Em 1942 imprimiam-se, por edição, 2.700 exemplares; no ano seguinte subiu aos três mil; em 1946 voltou aos dez mil, porque era tempo de pujança do partido, no pós-guerra. Álvaro Cunhal foi preso, acompanharam-no uma série de camaradas, a organização tremeu e o “Avante” deu sinal disso mesmo, baixando a tiragem para os cinco mil. Haveria de subir aos sete mil passados anos, número que se aguentou firme até ao 25 de Abril.
Imprimia-se em tipografias de cidade, e as que funcionavam com mais segurança eram as localizadas em prédios de habitação, de preferência com móveis grandes. O bojo destes permitiria guardar o rolo, as tintas, o papel, os chumbos.
Os chumbos que uma vez viraram soldadinhos falsos. Carlos Brito tratava de transferir uma tipografia clandestina para uma zona mais segura na cidade do Porto. Levava nesse dia uma caixa em madeira, com os chumbos dentro. Pesava que se fartava, a caixa embrulhada com papel de sapataria. Tanto pesava que Brito se fez de coxo. Deixou o táxi e parou numa farmácia, pedindo remédios para a “maleita” que lhe afectava o pé. Sentou-se esperando que lhe aviassem a receita. Apesar dos cuidados extremos, quando se levantou deixou a caixa na cadeira. Senhora solícita tratou de pegar na caixa de sapatos para a entregar ao desditoso “coxo”. É o pegas, que a caixa pesava toneladas!
A senhora fez a pergunta incómoda a Carlos Brito. Afinal, lá dentro não levava sapatos:
“São soldadinhos de chumbo para as crianças, minha senhora!”
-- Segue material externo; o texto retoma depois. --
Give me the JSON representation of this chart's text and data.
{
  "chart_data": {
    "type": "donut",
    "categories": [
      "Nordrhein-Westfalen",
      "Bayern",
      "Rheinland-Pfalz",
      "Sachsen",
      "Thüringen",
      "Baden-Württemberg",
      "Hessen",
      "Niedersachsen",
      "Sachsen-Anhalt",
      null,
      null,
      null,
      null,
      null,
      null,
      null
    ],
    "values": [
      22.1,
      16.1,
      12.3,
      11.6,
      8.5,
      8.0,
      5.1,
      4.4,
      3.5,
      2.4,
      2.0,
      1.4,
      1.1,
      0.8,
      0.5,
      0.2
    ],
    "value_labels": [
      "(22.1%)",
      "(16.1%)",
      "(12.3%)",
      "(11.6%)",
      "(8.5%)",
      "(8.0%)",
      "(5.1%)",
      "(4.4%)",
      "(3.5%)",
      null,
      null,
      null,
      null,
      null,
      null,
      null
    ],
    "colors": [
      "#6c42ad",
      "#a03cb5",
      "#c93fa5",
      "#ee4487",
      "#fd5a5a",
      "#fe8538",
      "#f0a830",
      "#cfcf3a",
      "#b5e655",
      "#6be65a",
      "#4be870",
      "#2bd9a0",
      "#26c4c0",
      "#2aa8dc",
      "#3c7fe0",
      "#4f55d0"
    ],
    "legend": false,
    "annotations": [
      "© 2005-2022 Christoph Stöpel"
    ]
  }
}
O “Avante” era clandestino, parido por partido clandestino. Outros aproveitavam fissuras legais para editarem textos semi-clandestinos em nome de organizações semi-legais. Aconteceu com o “Boletim da Comissão Nacional de Socorro aos Presos Políticos”. O regime autorizara cidadãos reunidos em socorro de vítimas de catástrofes, haveria maior desdita que a Ideia de Liberdade agrilhoada nas masmorras da PIDE?
Eugénia Varela Gomes, Cecília Feio, Levy Baptista, Nuno Teotónio Pereira e Luís Moita criaram a comissão que aparecia no cabeçalho do boletim, este feito a cheirar ao carbono do stencil albergado em cozinha esconsa de escritório de advogado desactivado, para as bandas de Campo de Ourique.
“Denunciávamos, no boletim, os crimes de guerra praticados pelo exército português, divulgávamos as posições dos movimentos de libertação, estatísticas das baixas dos soldados portugueses, e vituperávamos a solidariedade da Nato e outras organizações para com a política colonial portuguesa” — lembrou Luís Moita.
Decidido pelos membros da Comissão que a guerra colonial era o calcanhar de Marcelo que haveria de pôr o regime a coxear, avançaram para outra publicação: o B.A.C., Boletim anti colonial. O grupo, respaldado por plêiade de católicos “altamente politizados”, sofrendo “enormíssimas influências marxistas”, conseguiu publicar sete números do B.A.C., para logo depois integrarem o contingente dos presos políticos de que a outra publicação tratava. O “Boletim da Comissão Nacional de Socorro aos Presos Políticos” haveria de despedir-se dos leitores já Abril dos cravos ia alto, com notícia requentada da prisão de Luís Moita e companheiros de jornada.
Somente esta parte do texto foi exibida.